With a PhD in cognitive neuroscience from the University College London, Hassabis made waves by cofounding neural networking startup DeepMind more than a decade ago. The company, which was acquired by Google in 2014, aims to build powerful computer networks that mimic the way the?human brain works. In April, Hassabis took command of Google’s overall A.I. efforts, after a reorg that merged the internet giant’s various A.I. teams.

Hassabis says he got into programming through his love of chess. The former child chess prodigy even bought his first computer from the winnings of chess tournaments. Now, he uses the problem solving and planning required from the game plus his neuroscience background in his work on A.I., which he believes is going to be “the most beneficial thing to humanity ever.”

He thinks AGI could happen within a decade, and describes DeepMind as neuroscience-inspired A.I. and one of the best ways to address complex questions about the brain. “We could start shedding light on some of the profound mysteries of the mind like the nature of consciousness, creativity, and dreaming,” he told Ford. And when it comes to whether machine consciousness is possible, he says he’s open minded about that, but thinks “it could well turn out that there’s something special about biological systems” that machines couldn’t match.

In 2016, DeepMind’s A.I. system AlphaGo beat Lee Sedol, the world’s top human player at the strategy game Go, in which players place stones on a 19 by 19 grid, in a best-of-five match viewed by more than 200 million online. Sedol’s defeat to the system was especially shocking since experts said such an outcome wasn’t expected for another decade.
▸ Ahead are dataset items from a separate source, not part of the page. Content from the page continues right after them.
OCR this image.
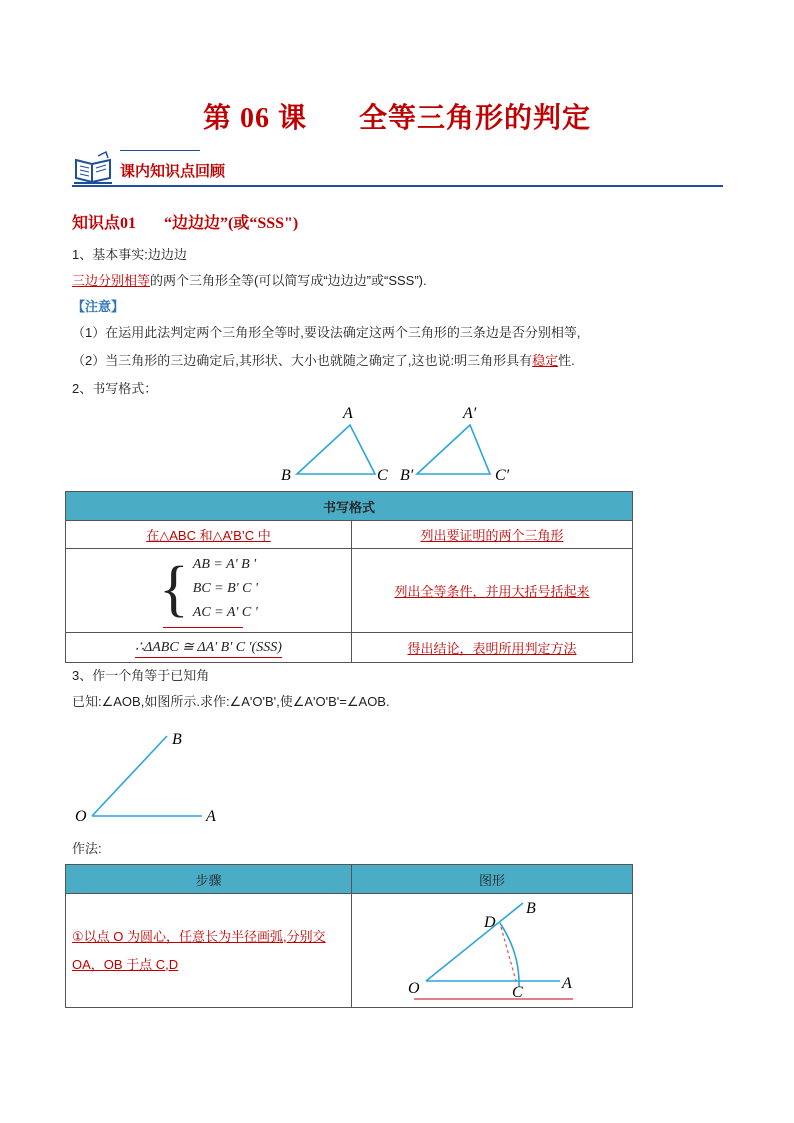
第 06 课 全等三角形的判定
课内知识点回顾
知识点01 “边边边”(或“SSS")
1、基本事实:边边边
三边分别相等的两个三角形全等(可以简写成“边边边”或“SSS”).
【注意】
（1）在运用此法判定两个三角形全等时,要设法确定这两个三角形的三条边是否分别相等,
（2）当三角形的三边确定后,其形状、大小也就随之确定了,这也说:明三角形具有稳定性.
2、书写格式：
A
B	C
A′
B′	C′
书写格式	
在△ABC 和△A’B’C 中	列出要证明的两个三角形

{ AB = A' B '
BC = B' C '
AC = A' C '	列出全等条件，并用大括号括起来
∴ΔABC ≅ ΔA' B' C '(SSS)	得出结论，表明所用判定方法
3、作一个角等于已知角
已知:∠AOB,如图所示.求作:∠A'O'B',使∠A'O'B'=∠AOB.
B
O	A
作法:
步骤	图形
①以点 O 为圆心，任意长为半径画弧,分别交
OA，OB 于点 C,D	D
B
O C
A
Moments like that have made DeepMind the leading face of AGI. But it’s not all games. DeepMind is behind AlphaFold 2, an A.I. system has predicted the 3-D structures of almost every known protein. DeepMind has made these predictions available in a public database. It’s a discovery that could accelerate drug development and that earned Hassabis and senior staff research scientist John Jumper a $3 million Breakthrough Prizes in Life Sciences award. Hassabis also co-founded and runs a new Alphabet-owned company, Isomorphic Labs, dedicated to using A.I. to help in drug discovery.